I am also reminded of theorists from the neo-Marxist Frankfurt School, particularly Herbert Marcuse, who wrote about how the fundamental contradictions in peoples’ lives-- capitalists versus workers and rule by the few versus the possibility of the rule by all-are transformed into unanimity of thinking among people whose interests should make them adversaries not collaborators. Marcuse’s postulate of a “one-dimensionality” in political thinking in the United States was the resultant of the campaigns of the ideological institutions-- media, education, and the political process.

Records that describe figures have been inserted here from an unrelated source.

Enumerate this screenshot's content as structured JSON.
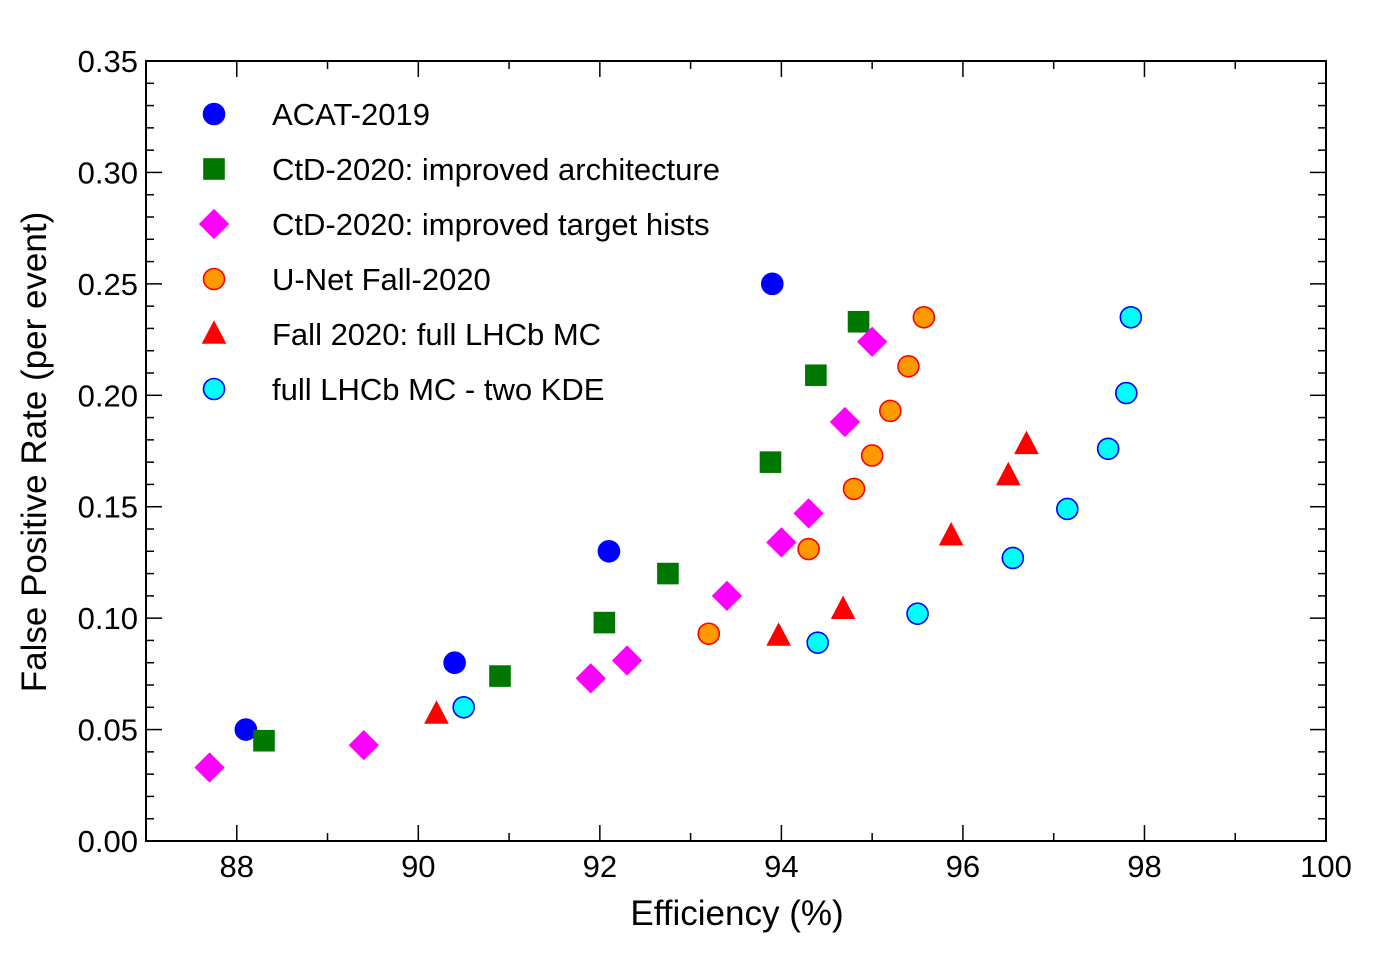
{
  "chart_data": {
    "type": "scatter",
    "xlabel": "Efficiency (%)",
    "ylabel": "False Positive Rate (per event)",
    "xlim": [
      87,
      100
    ],
    "ylim": [
      0,
      0.35
    ],
    "x_ticks": [
      "88",
      "90",
      "92",
      "94",
      "96",
      "98",
      "100"
    ],
    "y_ticks": [
      "0.00",
      "0.05",
      "0.10",
      "0.15",
      "0.20",
      "0.25",
      "0.30",
      "0.35"
    ],
    "grid": false,
    "legend_position": "top-left",
    "series": [
      {
        "name": "ACAT-2019",
        "marker": "circle",
        "color": "#0000ff",
        "edge": "#0000ff",
        "points": [
          [
            88.1,
            0.05
          ],
          [
            90.4,
            0.08
          ],
          [
            92.1,
            0.13
          ],
          [
            93.9,
            0.25
          ]
        ]
      },
      {
        "name": "CtD-2020: improved architecture",
        "marker": "square",
        "color": "#007700",
        "edge": "#007700",
        "points": [
          [
            88.3,
            0.045
          ],
          [
            90.9,
            0.074
          ],
          [
            92.05,
            0.098
          ],
          [
            92.75,
            0.12
          ],
          [
            93.88,
            0.17
          ],
          [
            94.38,
            0.209
          ],
          [
            94.85,
            0.233
          ]
        ]
      },
      {
        "name": "CtD-2020: improved target hists",
        "marker": "diamond",
        "color": "#ff00ff",
        "edge": "#ff00ff",
        "points": [
          [
            87.7,
            0.033
          ],
          [
            89.4,
            0.043
          ],
          [
            91.9,
            0.073
          ],
          [
            92.3,
            0.081
          ],
          [
            93.4,
            0.11
          ],
          [
            94.0,
            0.134
          ],
          [
            94.3,
            0.147
          ],
          [
            94.7,
            0.188
          ],
          [
            95.0,
            0.224
          ]
        ]
      },
      {
        "name": "U-Net Fall-2020",
        "marker": "circle",
        "color": "#ff9900",
        "edge": "#ff0000",
        "points": [
          [
            93.2,
            0.093
          ],
          [
            94.3,
            0.131
          ],
          [
            94.8,
            0.158
          ],
          [
            95.0,
            0.173
          ],
          [
            95.2,
            0.193
          ],
          [
            95.4,
            0.213
          ],
          [
            95.57,
            0.235
          ]
        ]
      },
      {
        "name": "Fall 2020: full LHCb MC",
        "marker": "triangle",
        "color": "#ff0000",
        "edge": "#ff0000",
        "points": [
          [
            90.2,
            0.057
          ],
          [
            93.97,
            0.092
          ],
          [
            94.68,
            0.104
          ],
          [
            95.87,
            0.137
          ],
          [
            96.5,
            0.164
          ],
          [
            96.7,
            0.178
          ]
        ]
      },
      {
        "name": "full LHCb MC - two KDE",
        "marker": "circle",
        "color": "#00ffff",
        "edge": "#0000ff",
        "points": [
          [
            90.5,
            0.06
          ],
          [
            94.4,
            0.089
          ],
          [
            95.5,
            0.102
          ],
          [
            96.55,
            0.127
          ],
          [
            97.15,
            0.149
          ],
          [
            97.6,
            0.176
          ],
          [
            97.8,
            0.201
          ],
          [
            97.85,
            0.235
          ]
        ]
      }
    ]
  }
}
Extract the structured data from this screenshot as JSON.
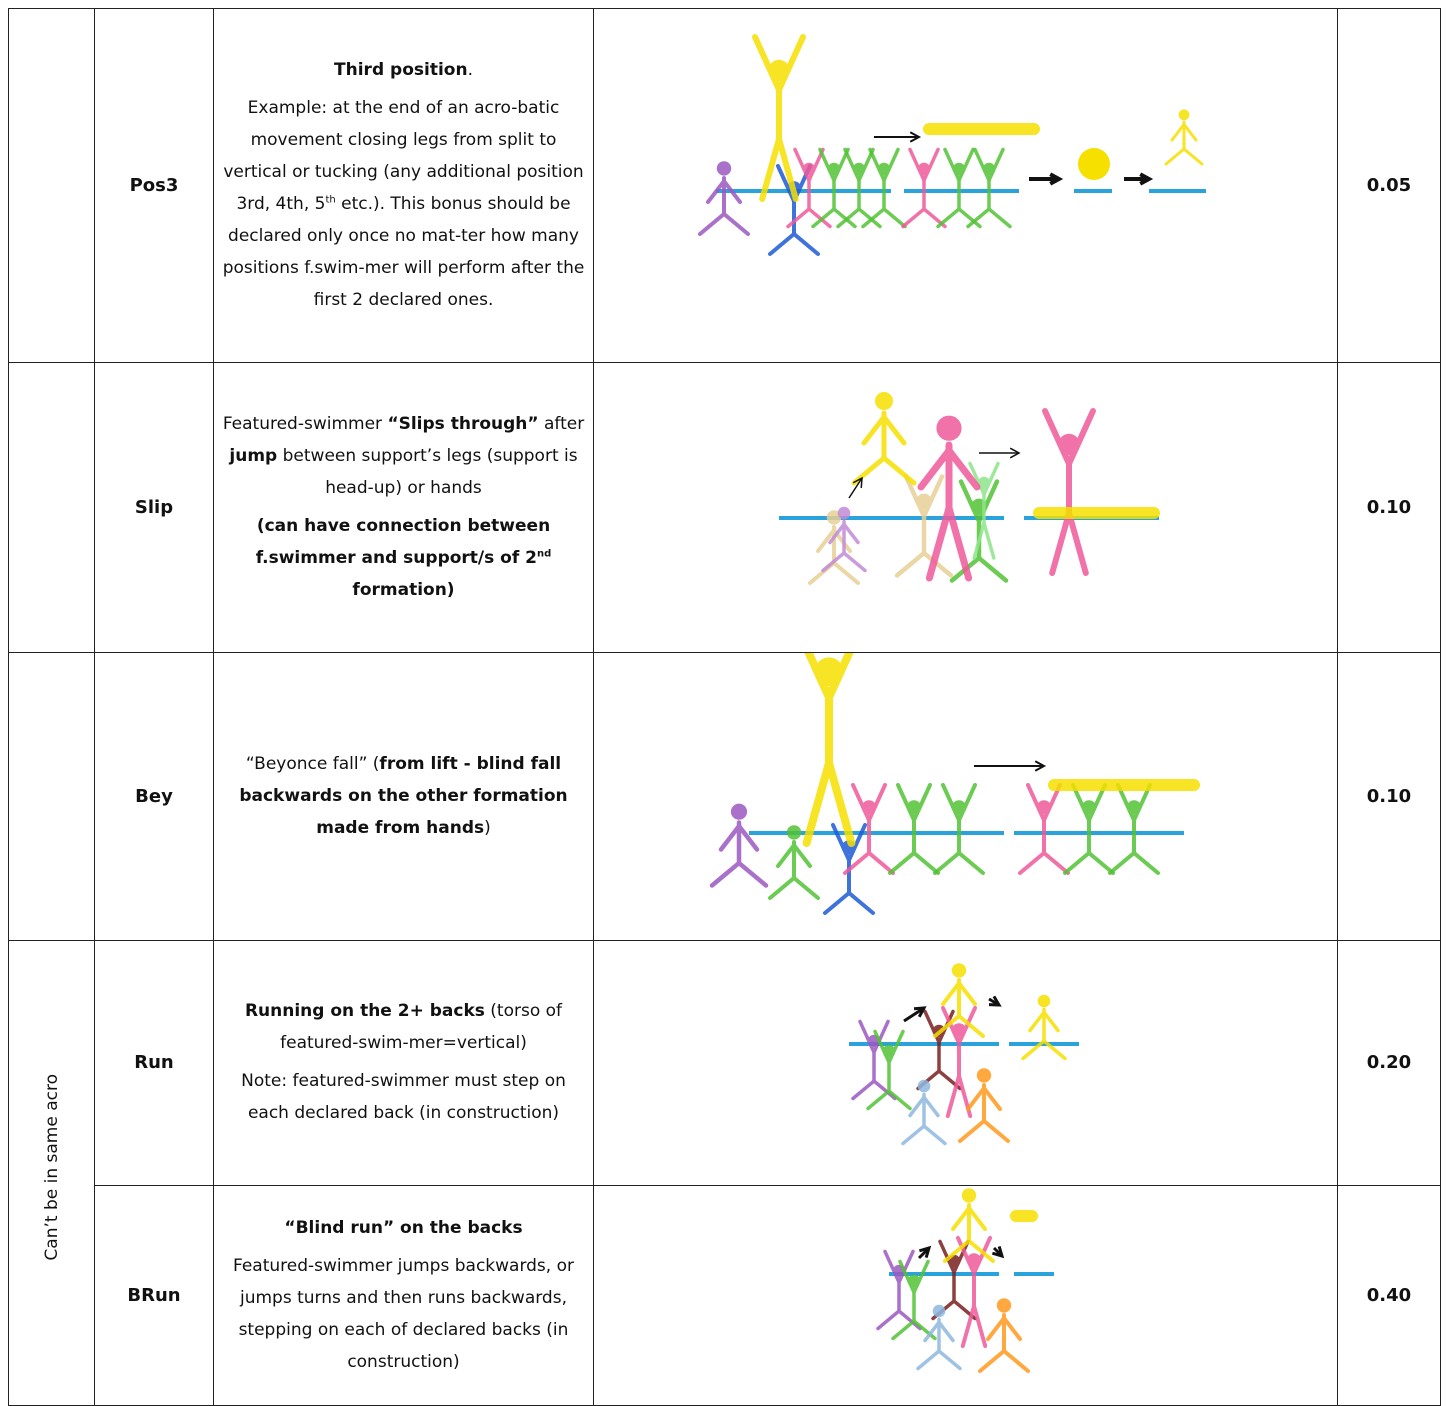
{
  "table": {
    "rows": [
      {
        "code": "Pos3",
        "value": "0.05",
        "description": [
          [
            {
              "text": "Third position",
              "bold": true
            },
            {
              "text": "."
            }
          ],
          [
            {
              "text": "Example: at the end of an acro-batic movement closing legs from split to vertical or tucking (any additional position 3rd, 4th, 5"
            },
            {
              "text": "th",
              "sup": true
            },
            {
              "text": " etc.). This bonus should be declared only once no mat-ter how many positions f.swim-mer will perform after the first 2 declared ones."
            }
          ]
        ]
      },
      {
        "code": "Slip",
        "value": "0.10",
        "description": [
          [
            {
              "text": "Featured-swimmer "
            },
            {
              "text": "“Slips through”",
              "bold": true
            },
            {
              "text": " after "
            },
            {
              "text": "jump",
              "bold": true
            },
            {
              "text": " between support’s legs (support is head-up) or hands"
            }
          ],
          [
            {
              "text": "(can have connection between f.swimmer and support/s of 2",
              "bold": true
            },
            {
              "text": "nd",
              "bold": true,
              "sup": true
            },
            {
              "text": " formation)",
              "bold": true
            }
          ]
        ]
      },
      {
        "code": "Bey",
        "value": "0.10",
        "description": [
          [
            {
              "text": "“Beyonce fall” ("
            },
            {
              "text": "from lift - blind fall backwards on the other formation made from hands",
              "bold": true
            },
            {
              "text": ")"
            }
          ]
        ]
      }
    ],
    "group": {
      "label": "Can’t be in same acro",
      "rows": [
        {
          "code": "Run",
          "value": "0.20",
          "description": [
            [
              {
                "text": "Running on the 2+ backs",
                "bold": true
              },
              {
                "text": " (torso of featured-swim-mer=vertical)"
              }
            ],
            [
              {
                "text": "Note: featured-swimmer must step on each declared back (in construction)"
              }
            ]
          ]
        },
        {
          "code": "BRun",
          "value": "0.40",
          "description": [
            [
              {
                "text": "“Blind run” on the backs",
                "bold": true
              }
            ],
            [
              {
                "text": "Featured-swimmer jumps backwards, or jumps turns and then runs backwards, stepping on each of declared backs (in construction)"
              }
            ]
          ]
        }
      ]
    }
  }
}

Ken Kesey, in One Flew Over the Cuckoo’s Nest, used an interesting metaphor for society, a ward in an institution for the mentally ill ruled by a nurse who sought to dominate the patients through discipline, sedation, and the projection of the belief system that any independent thought was pathological. Somewhere in the novel Kesey refers to an ideological “fog machine.” The reader could almost feel how the patients of the mental ward experience the thick and blinding fog in the air hampering vision and even breath. Kesey gives the reader hope by describing the arrival of a new patient in the ward, Randle McMurphy, who sees through the fog machine and commits his life to helping his fellow inmates rebel against it. While he personally does not survive the struggle, some of the most docile of inmates escape, destroying the ideological hegemony of the system.
I am also reminded of the great Hoosier writer Kurt Vonnegut who describes an
Indiana woman who roams through airplanes looking for Hoosiers. Vonnegut
describes her quest as pursuit of a “false karass.” It is false because there
is nothing about being a Hoosier that automatically leads to shared interests.
For years we have been sold an ideological package of lies. The recent rendition begins with 9/11. The world consists of large numbers of persons of color, especially Muslims, who want to kill us. We need to kill them first. Preemptive attack on those who we would expect to hate us is OK. International Law says so. U.S. diplomatic history says so.
Why should we be afraid? Why should we be prepared to kill? We must be vigilant because they hate our freedom. They want to destroy the natural evolution of societies from autocracies to market-based democracies. We must be fearful, vengeful, and ready to act for the benefit of the world.
Over the last several months, mass movements have emerged projecting very
different, even counter-hegemonic ideas about democracy, war and peace, immigrant
rights, and the environment, and some have begun to dialogue about building a
better world. Young people, workers, women, secularists, opponents of
government ICE thugs have started going out in the streets and, in addition,
registering their concerns in the electoral arena. Slowly but with determination
they are demanding democracy and economic justice. Workers, students, women,
political progressives, health care advocates, educators began to stand up and
say “no” to the steamrolling right-wing political machine,
For Republicans and many Democrats the problems we
face are not capitalism, or austerity policies, or the military/industrial
complex. No for them the problem is government. So the forces of ideological hegemony
say we need to keep our guard up and be prepared to kill those who threaten us,
abroad and at home. Criminal justice systems and norms against violence are to
be ignored. At home we must challenge the idea that government must serve the
needs of the people.
We on the left must respond to the ideological crusade. While Randle McMurphy
in the Kesey novel was a lone actor, progressives need to work together to
challenge the fog machine. We need to convince our brothers and sisters that
killing and capitalism are antithetical to human needs.